Nada mais distante da verdade: quando um físico, por exemplo, tenta falar sobre seu trabalho em linguagem popular, biólogos são parte desse “público em geral”. Quando um matemático tenta explicar um teorema em termos inteligíveis para a maioria, essa “maioria” inclui filósofos, advogados, astrônomos. Todo especialista é “leigo” fora de sua especialidade.

Outro vício frequente é o de relegar a comunicação popular da ciência à categoria das curiosidades –  assuntos chamativos mas de pouca relevância real, sem repercussão na sociedade e cujo interesse se esgota em si mesmo: galinhas de duas cabeças, igrejas atingidas por raios, observação de óvnis.

Questões de ciência, quando aparecem revestidas de relevância imediata e têm claro poder de repercussão social, tendem a ser tratadas como alguma outra coisa: questões de política, de economia, de religião, de comportamento, etc.

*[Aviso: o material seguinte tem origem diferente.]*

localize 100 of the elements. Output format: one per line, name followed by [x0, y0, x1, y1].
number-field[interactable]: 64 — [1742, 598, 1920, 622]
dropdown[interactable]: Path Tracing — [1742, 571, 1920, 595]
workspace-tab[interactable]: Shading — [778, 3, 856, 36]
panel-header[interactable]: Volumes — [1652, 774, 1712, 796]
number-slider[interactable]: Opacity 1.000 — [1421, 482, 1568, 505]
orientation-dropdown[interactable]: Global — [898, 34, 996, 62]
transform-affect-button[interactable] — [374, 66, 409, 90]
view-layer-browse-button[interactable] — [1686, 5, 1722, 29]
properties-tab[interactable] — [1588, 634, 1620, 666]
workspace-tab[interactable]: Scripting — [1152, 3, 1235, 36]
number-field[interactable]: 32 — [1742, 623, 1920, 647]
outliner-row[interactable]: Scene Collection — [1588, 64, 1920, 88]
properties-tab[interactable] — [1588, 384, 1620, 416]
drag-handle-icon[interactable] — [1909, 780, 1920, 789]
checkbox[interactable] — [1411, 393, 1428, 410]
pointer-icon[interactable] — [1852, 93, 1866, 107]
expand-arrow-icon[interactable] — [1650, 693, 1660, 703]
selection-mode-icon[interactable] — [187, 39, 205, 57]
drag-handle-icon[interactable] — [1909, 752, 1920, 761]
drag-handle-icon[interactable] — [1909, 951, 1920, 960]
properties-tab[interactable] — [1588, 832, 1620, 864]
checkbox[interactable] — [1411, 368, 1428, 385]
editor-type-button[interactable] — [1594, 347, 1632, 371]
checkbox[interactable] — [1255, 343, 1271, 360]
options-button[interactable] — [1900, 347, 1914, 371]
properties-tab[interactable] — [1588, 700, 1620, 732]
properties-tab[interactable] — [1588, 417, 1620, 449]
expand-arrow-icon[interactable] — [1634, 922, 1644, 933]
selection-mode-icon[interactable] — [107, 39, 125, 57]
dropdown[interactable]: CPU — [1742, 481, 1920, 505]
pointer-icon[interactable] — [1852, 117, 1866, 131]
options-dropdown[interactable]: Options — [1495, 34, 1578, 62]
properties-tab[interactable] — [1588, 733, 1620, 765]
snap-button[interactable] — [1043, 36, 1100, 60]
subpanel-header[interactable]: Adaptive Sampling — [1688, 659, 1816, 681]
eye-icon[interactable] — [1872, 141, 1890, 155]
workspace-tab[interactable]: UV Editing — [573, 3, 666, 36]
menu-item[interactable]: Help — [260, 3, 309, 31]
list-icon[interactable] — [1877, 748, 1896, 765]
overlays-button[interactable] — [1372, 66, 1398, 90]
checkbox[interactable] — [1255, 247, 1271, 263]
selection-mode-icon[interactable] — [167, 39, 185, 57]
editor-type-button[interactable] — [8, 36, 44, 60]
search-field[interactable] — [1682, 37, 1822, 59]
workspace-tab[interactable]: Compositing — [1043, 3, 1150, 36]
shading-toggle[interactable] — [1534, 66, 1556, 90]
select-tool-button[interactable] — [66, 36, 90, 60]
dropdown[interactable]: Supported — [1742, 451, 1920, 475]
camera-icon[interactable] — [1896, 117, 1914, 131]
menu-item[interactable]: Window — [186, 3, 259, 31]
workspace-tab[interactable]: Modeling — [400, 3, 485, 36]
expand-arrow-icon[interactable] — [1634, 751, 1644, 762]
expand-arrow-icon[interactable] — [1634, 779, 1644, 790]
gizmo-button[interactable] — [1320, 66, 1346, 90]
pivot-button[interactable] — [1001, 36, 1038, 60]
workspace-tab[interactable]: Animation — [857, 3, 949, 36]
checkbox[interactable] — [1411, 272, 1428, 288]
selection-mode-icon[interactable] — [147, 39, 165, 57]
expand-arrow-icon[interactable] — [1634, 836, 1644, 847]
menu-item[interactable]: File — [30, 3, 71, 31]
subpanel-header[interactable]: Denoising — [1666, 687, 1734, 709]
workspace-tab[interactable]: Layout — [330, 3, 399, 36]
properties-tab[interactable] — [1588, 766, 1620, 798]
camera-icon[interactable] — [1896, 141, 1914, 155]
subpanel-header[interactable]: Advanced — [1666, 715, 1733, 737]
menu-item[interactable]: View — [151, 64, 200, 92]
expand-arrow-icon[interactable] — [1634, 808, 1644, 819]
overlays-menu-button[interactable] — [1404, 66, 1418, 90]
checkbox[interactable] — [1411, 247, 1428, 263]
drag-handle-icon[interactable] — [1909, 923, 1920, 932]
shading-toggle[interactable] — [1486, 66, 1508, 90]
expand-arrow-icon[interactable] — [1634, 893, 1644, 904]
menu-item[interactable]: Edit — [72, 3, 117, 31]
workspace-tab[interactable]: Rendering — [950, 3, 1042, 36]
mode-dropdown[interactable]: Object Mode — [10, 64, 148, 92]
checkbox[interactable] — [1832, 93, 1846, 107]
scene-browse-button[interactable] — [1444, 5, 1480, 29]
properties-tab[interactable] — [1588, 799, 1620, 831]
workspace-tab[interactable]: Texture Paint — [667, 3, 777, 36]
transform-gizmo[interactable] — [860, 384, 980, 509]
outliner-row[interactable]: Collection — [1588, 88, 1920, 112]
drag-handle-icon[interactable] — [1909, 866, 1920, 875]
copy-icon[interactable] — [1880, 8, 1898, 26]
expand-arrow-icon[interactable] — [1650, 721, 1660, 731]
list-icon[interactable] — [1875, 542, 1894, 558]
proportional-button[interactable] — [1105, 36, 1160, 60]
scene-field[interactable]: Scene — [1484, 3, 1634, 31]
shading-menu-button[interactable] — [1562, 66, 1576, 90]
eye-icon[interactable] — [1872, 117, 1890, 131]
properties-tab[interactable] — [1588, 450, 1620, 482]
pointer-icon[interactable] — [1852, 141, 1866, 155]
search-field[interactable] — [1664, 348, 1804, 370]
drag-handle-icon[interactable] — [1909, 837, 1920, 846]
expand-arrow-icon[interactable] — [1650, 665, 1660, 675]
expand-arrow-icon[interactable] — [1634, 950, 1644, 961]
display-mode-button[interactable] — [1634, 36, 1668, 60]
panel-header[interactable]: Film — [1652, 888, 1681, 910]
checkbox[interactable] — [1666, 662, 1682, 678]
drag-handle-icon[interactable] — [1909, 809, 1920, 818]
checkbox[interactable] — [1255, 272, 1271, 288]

O que também talvez sejam, diga-se de passagem – mas não em essência.

Assim que ocorre essa inversão de prioridades, algo curioso se segue: a questão de ciência – que deveria ser resolvida com base em lógica e evidência – vira questão de opinião. De repente, conclusões testadas seguidas vezes, verificadas por especialistas e apoiadas em evidências sólidas passam a ser “só mais um ponto de vista”. E, reduzidas dessa forma, transformam-se em armas de disputa político-ideológica.

Um dos principais objetivos desta revista é traçar o caminho inverso. Resgatar as questões de ciência imersas no debate público e tratá-las como o que, de fato, são. Para isso, contaremos com articulistas convidados e reportagens especiais.

Marcando nossa estreia, a reportagem de Ruth Helena Bellinghini levanta uma das questões de ciência mais maltratadas na mídia, com trágico impacto sobre a consciência  popular, economia e na formulação de políticas públicas: a falsa promessa das “curas alternativas” para o câncer.

Em nossa missão de dar relevo às questões de ciência que informam, ou deveriam informar, o debate público e o ambiente cultural, será inevitável o choque com as chamadas pseudociências que também buscam interferir nesse debate e moldar esse ambiente. Sabemos que a mera relevância desse conceito, “pseudociência”, é muitas vezes contestada – em bases filosóficas ou apenas retóricas – e teremos algo a dizer sobre isso em nossos artigos de estreia.

Ciência é muito mais que um conjunto de conhecimentos, ou uma comunidade de homens e mulheres de jaleco – é um modo especial de pensar e de olhar para o mundo, uma atitude, ao mesmo tempo crítica e construtiva, diante das alegações dos outros e das próprias crenças.

Manteremos sempre essa atitude. Porque por trás de tudo que é relevante na sociedade, hoje,  é sempre inevitável encontrar alguma Questão de Ciência.

Bem-vindo a bordo.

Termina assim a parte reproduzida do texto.